Studies from global loss-of-function mutants suggest that alternative NF-κB downstream of NF-κB inducing kinase (NIK) is a cell-intrinsic negative regulator of osteogenesis. However, the interpretation of the osteoblast and/or osteocyte contribution to the bone phenotype is complicated by simultaneous osteoclast defects in these models. Therefore, we turned to a transgenic mouse model to investigate the direct role of NIK in the osteolineage. Osx-Cre;NT3 animals (NT3-Cre +), which bear a constitutively active NIK allele (NT3) driven by Osx-Cre, were compared with their Cre-negative, Control (Ctrl) littermates. NT3-Cre + mice had elevated serum P1NP and CTX levels. Despite this high turnover state, µCT showed that constitutive activation of NIK resulted in a net increase in basal bone mass in both cortical and cancellous compartments. Furthermore, NT3-Cre + mice exhibited a greater anabolic response following mechanical loading compared with controls. We next performed RNA-Seq on nonloaded and loaded tibias to elucidate possible mechanisms underlying the increased bone anabolism seen in NT3-Cre + mice. Hierarchical clustering revealed two main transcriptional programs: one loading-responsive and the other NT3 transgene-driven. Gene ontology (GO) analysis indicated a distinct upregulation of receptor, kinase, and growth factor activities including Wnts, as well as a calcium-response signature in NT3-Cre + limbs. The promoters of these GO-term associated genes, including many known to be bone-anabolic, were highly enriched for multiple κB recognition elements (κB-RE) relative to the background frequency in the genome. The loading response in NT3-Cre + mice substantially overlapped (>90%) with Ctrl. Surprisingly, control animals had 10-fold more DEGs in response to loading. However, most top DEGs shared between genotypes had a high incidence of multiple κB-RE in their promoters. Therefore, both transcriptional programs (loading-responsive and NT3 transgene-driven) are modulated by NF-κB. Our studies uncover a previously unrecognized role for NF-κB in the promotion of both basal and mechanically stimulated bone formation. © 2019 American Society for Bone and Mineral Research.

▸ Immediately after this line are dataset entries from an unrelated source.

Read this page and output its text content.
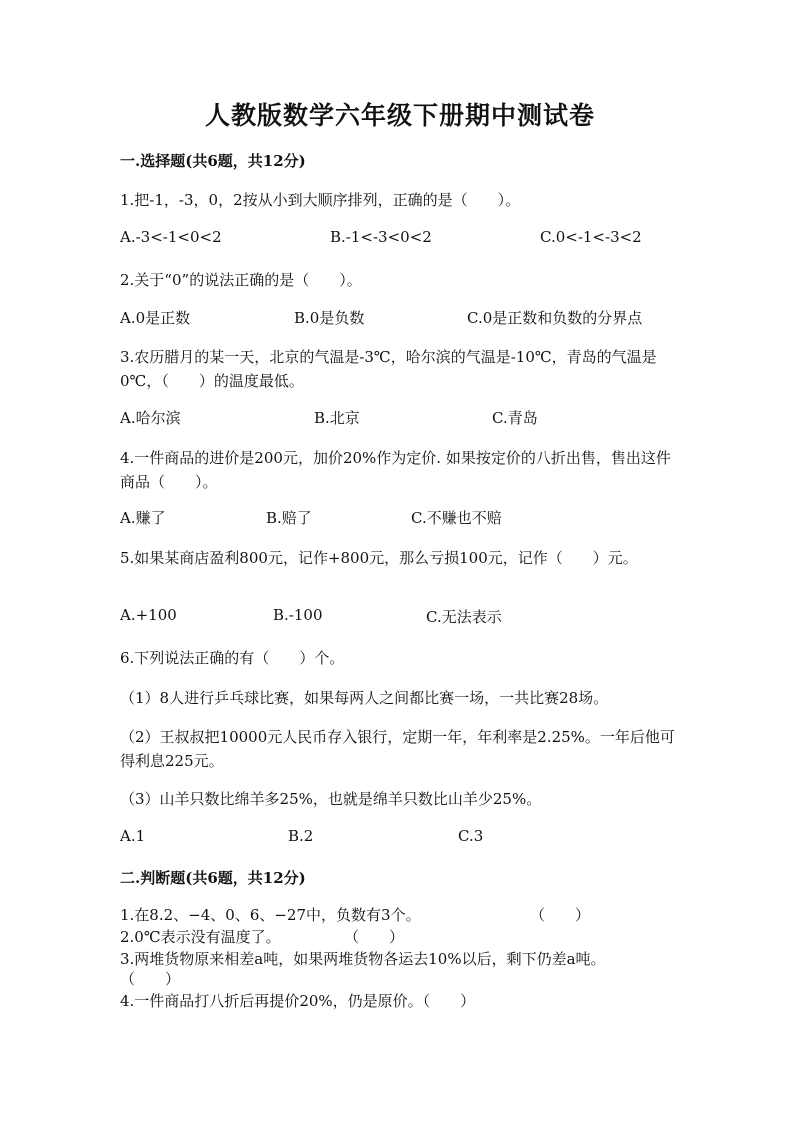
人教版数学六年级下册期中测试卷
一.选择题(共6题，共12分)
1.把-1，-3，0，2按从小到大顺序排列，正确的是（　　）。
A.-3<-1<0<2	B.-1<-3<0<2	C.0<-1<-3<2
2.关于“0”的说法正确的是（　　）。
A.0是正数	B.0是负数	C.0是正数和负数的分界点
3.农历腊月的某一天，北京的气温是-3℃，哈尔滨的气温是-10℃，青岛的气温是0℃，（　　）的温度最低。
A.哈尔滨	B.北京	C.青岛
4.一件商品的进价是200元，加价20%作为定价. 如果按定价的八折出售，售出这件商品（　　）。
A.赚了	B.赔了	C.不赚也不赔
5.如果某商店盈利800元，记作+800元，那么亏损100元，记作（　　）元。
A.+100	B.-100	C.无法表示
6.下列说法正确的有（　　）个。
（1）8人进行乒乓球比赛，如果每两人之间都比赛一场，一共比赛28场。
（2）王叔叔把10000元人民币存入银行，定期一年，年利率是2.25%。一年后他可得利息225元。
（3）山羊只数比绵羊多25%，也就是绵羊只数比山羊少25%。
A.1	B.2	C.3
二.判断题(共6题，共12分)
1.在8.2、−4、0、6、−27中，负数有3个。	（　　）
2.0℃表示没有温度了。	（　　）
3.两堆货物原来相差a吨，如果两堆货物各运去10%以后，剩下仍差a吨。
（　　）
4.一件商品打八折后再提价20%，仍是原价。（　　）
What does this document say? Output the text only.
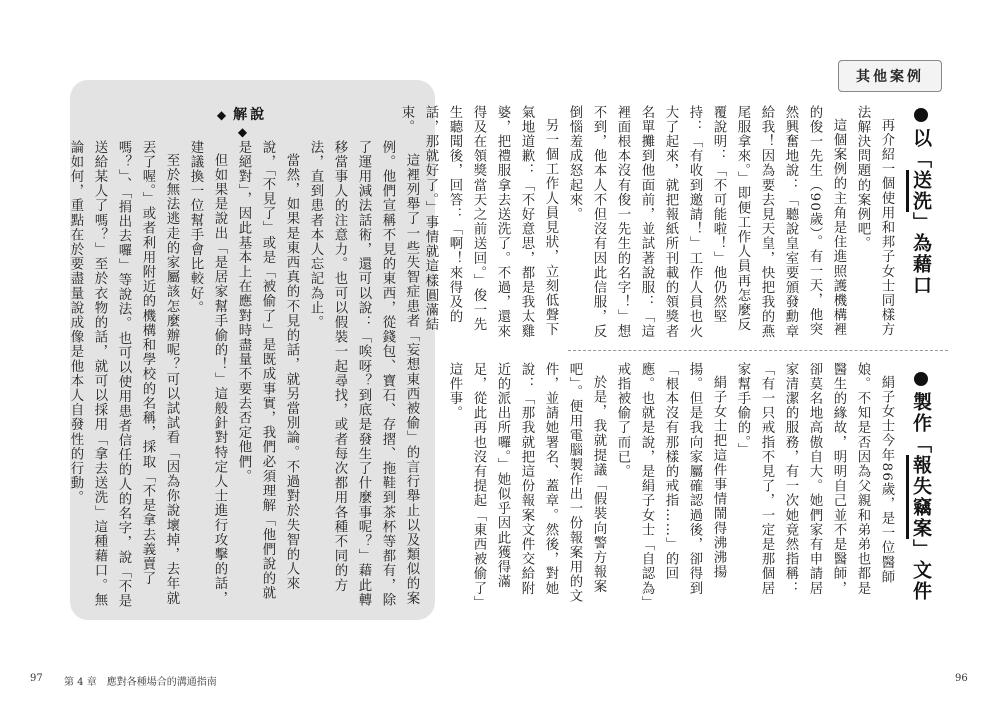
◆ 解說◆
這裡列舉了一些失智症患者「妄想東西被偷」的言行舉止以及類似的案例。他們宣稱不見的東西，從錢包、寶石、存摺、拖鞋到茶杯等都有，除了運用減法話術，還可以說：「唉呀？到底是發生了什麼事呢？」藉此轉移當事人的注意力。也可以假裝一起尋找，或者每次都用各種不同的方法，直到患者本人忘記為止。
當然，如果是東西真的不見的話，就另當別論。不過對於失智的人來說，「不見了」或是「被偷了」是既成事實，我們必須理解「他們說的就是絕對」，因此基本上在應對時盡量不要去否定他們。
但如果是說出「是居家幫手偷的！」這般針對特定人士進行攻擊的話，建議換一位幫手會比較好。
至於無法逃走的家屬該怎麼辦呢？可以試試看「因為你說壞掉，去年就丟了喔。」或者利用附近的機構和學校的名稱，採取「不是拿去義賣了嗎？」、「捐出去囉」等說法。也可以使用患者信任的人的名字，說「不是送給某人了嗎？」至於衣物的話，就可以採用「拿去送洗」這種藉口。無論如何，重點在於要盡量說成像是他本人自發性的行動。
97 第 4 章　應對各種場合的溝通指南
其他案例
以「送洗」為藉口
再介紹一個使用和邦子女士同樣方法解決問題的案例吧。
這個案例的主角是住進照護機構裡的俊一先生（90歲）。有一天，他突然興奮地說：「聽說皇室要頒發勳章給我！因為要去見天皇，快把我的燕尾服拿來。」即便工作人員再怎麼反覆說明：「不可能啦！」他仍然堅持：「有收到邀請！」工作人員也火大了起來，就把報紙所刊載的領獎者名單攤到他面前，並試著說服：「這裡面根本沒有俊一先生的名字！」想不到，他本人不但沒有因此信服，反倒惱羞成怒起來。
另一個工作人員見狀，立刻低聲下氣地道歉：「不好意思，都是我太雞婆，把禮服拿去送洗了。不過，還來得及在領獎當天之前送回。」俊一先生聽聞後，回答：「啊！來得及的話，那就好了。」事情就這樣圓滿結束。
製作「報失竊案」文件
絹子女士今年86歲，是一位醫師娘。不知是否因為父親和弟弟也都是醫生的緣故，明明自己並不是醫師，卻莫名地高傲自大。她們家有申請居家清潔的服務，有一次她竟然指稱：「有一只戒指不見了，一定是那個居家幫手偷的。」
絹子女士把這件事情鬧得沸沸揚揚。但是我向家屬確認過後，卻得到「根本沒有那樣的戒指……」的回應。也就是說，是絹子女士「自認為」戒指被偷了而已。
於是，我就提議「假裝向警方報案吧」。便用電腦製作出一份報案用的文件，並請她署名、蓋章。然後，對她說：「那我就把這份報案文件交給附近的派出所囉。」她似乎因此獲得滿足，從此再也沒有提起「東西被偷了」這件事。
96
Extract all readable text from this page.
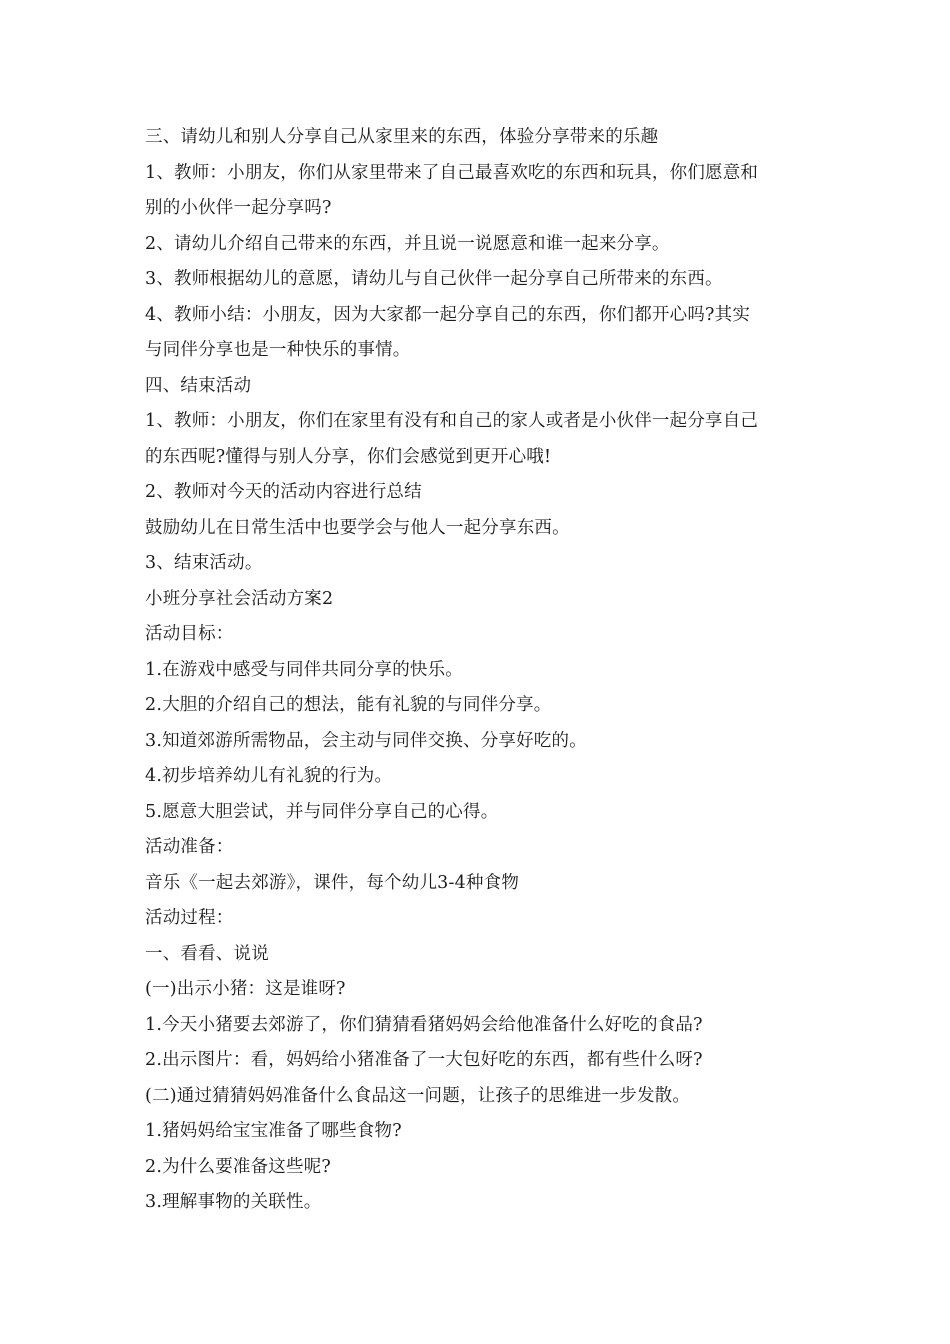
三、请幼儿和别人分享自己从家里来的东西，体验分享带来的乐趣
1、教师：小朋友，你们从家里带来了自己最喜欢吃的东西和玩具，你们愿意和
别的小伙伴一起分享吗?
2、请幼儿介绍自己带来的东西，并且说一说愿意和谁一起来分享。
3、教师根据幼儿的意愿，请幼儿与自己伙伴一起分享自己所带来的东西。
4、教师小结：小朋友，因为大家都一起分享自己的东西，你们都开心吗?其实
与同伴分享也是一种快乐的事情。
四、结束活动
1、教师：小朋友，你们在家里有没有和自己的家人或者是小伙伴一起分享自己
的东西呢?懂得与别人分享，你们会感觉到更开心哦!
2、教师对今天的活动内容进行总结
鼓励幼儿在日常生活中也要学会与他人一起分享东西。
3、结束活动。
小班分享社会活动方案2
活动目标：
1.在游戏中感受与同伴共同分享的快乐。
2.大胆的介绍自己的想法，能有礼貌的与同伴分享。
3.知道郊游所需物品，会主动与同伴交换、分享好吃的。
4.初步培养幼儿有礼貌的行为。
5.愿意大胆尝试，并与同伴分享自己的心得。
活动准备：
音乐《一起去郊游》，课件，每个幼儿3-4种食物
活动过程：
一、看看、说说
(一)出示小猪：这是谁呀?
1.今天小猪要去郊游了，你们猜猜看猪妈妈会给他准备什么好吃的食品?
2.出示图片：看，妈妈给小猪准备了一大包好吃的东西，都有些什么呀?
(二)通过猜猜妈妈准备什么食品这一问题，让孩子的思维进一步发散。
1.猪妈妈给宝宝准备了哪些食物?
2.为什么要准备这些呢?
3.理解事物的关联性。
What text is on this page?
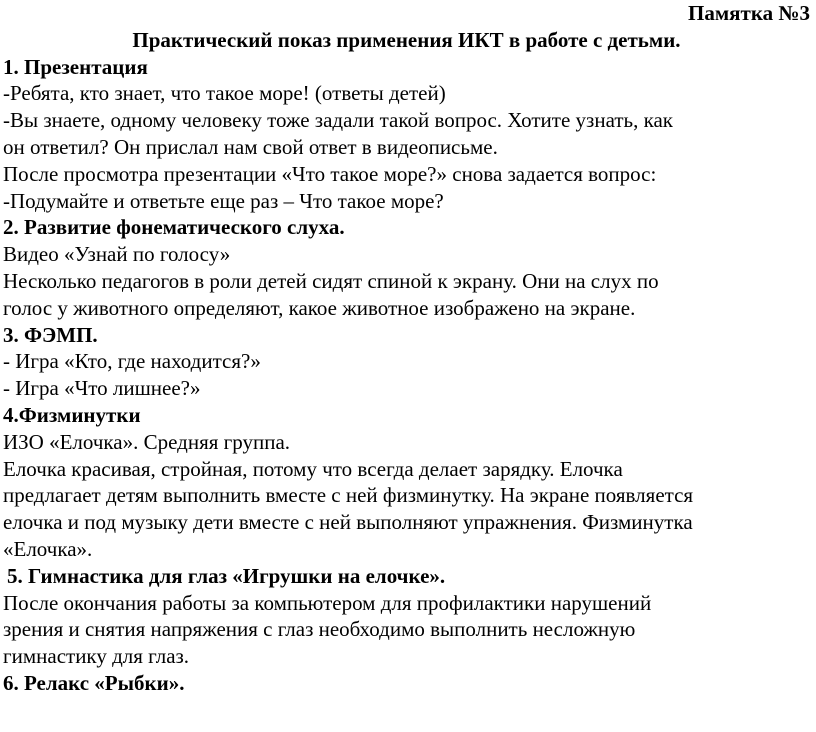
Памятка №3
Практический показ применения ИКТ в работе с детьми.
1. Презентация
-Ребята, кто знает, что такое море! (ответы детей)
-Вы знаете, одному человеку тоже задали такой вопрос. Хотите узнать, как
он ответил? Он прислал нам свой ответ в видеописьме.
После просмотра презентации «Что такое море?» снова задается вопрос:
-Подумайте и ответьте еще раз – Что такое море?
2. Развитие фонематического слуха.
Видео «Узнай по голосу»
Несколько педагогов в роли детей сидят спиной к экрану. Они на слух по
голос у животного определяют, какое животное изображено на экране.
3. ФЭМП.
- Игра «Кто, где находится?»
- Игра «Что лишнее?»
4.Физминутки
ИЗО «Елочка». Средняя группа.
Елочка красивая, стройная, потому что всегда делает зарядку. Елочка
предлагает детям выполнить вместе с ней физминутку. На экране появляется
елочка и под музыку дети вместе с ней выполняют упражнения. Физминутка
«Елочка».
5. Гимнастика для глаз «Игрушки на елочке».
После окончания работы за компьютером для профилактики нарушений
зрения и снятия напряжения с глаз необходимо выполнить несложную
гимнастику для глаз.
6. Релакс «Рыбки».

来自全球功能丧失突变体的研究表明,核因子-κB 诱导激酶(NIK)下游的替代 NF-κB 是成骨细胞内固有负调节因子。然而,由于这些模型中同时存在破骨细胞缺陷,因此对成骨细胞和/或骨细胞对骨表型的贡献的解释变得复杂。因此,我们转向转基因小鼠模型来研究 NIK 在成骨细胞谱系中的直接作用。Osx-Cre;NT3 动物(NT3-Cre+),其带有由 Osx-Cre 驱动的组成型活性 NIK 等位基因(NT3),与它们的 Cre 阴性对照(Ctrl)同窝仔比较。NT3-Cre+小鼠血清 P1NP 和 CTX 水平升高。尽管存在这种高转化率状态,但 µCT 显示,NIK 的组成型激活导致皮质和松质骨腔中基础骨量的净增加。此外,与对照相比,NT3-Cre+小鼠在机械加载后表现出更大的合成代谢反应。接下来,我们对非加载和加载的胫骨进行 RNA-Seq,以阐明 NT3-Cre+小鼠中观察到的增加的骨合成代谢的可能机制。层次聚类显示了两个主要的转录程序:一个是加载反应性的,另一个是 NT3 转基因驱动的。基因本体论(GO)分析表明,Wnt 等受体、激酶和生长因子活性以及钙反应特征明显上调,在 NT3-Cre+肢体中也是如此。这些 GO 术语相关基因的启动子,包括许多已知的骨合成代谢基因,相对于基因组中的背景频率,高度富集多个 κB 识别元件(κB-RE)。NT3-Cre+小鼠的加载反应与 Ctrl 重叠(>90%)。令人惊讶的是,对照动物在响应加载时有 10 倍以上的差异表达基因。然而,在两种基因型之间共享的大多数顶级差异表达基因的启动子中都有大量的 κB-RE。因此,这两个转录程序(加载反应性和 NT3 转基因驱动)都受 NF-κB 调节。我们的研究揭示了 NF-κB 在促进基础和机械刺激骨形成中的先前未被认识的作用。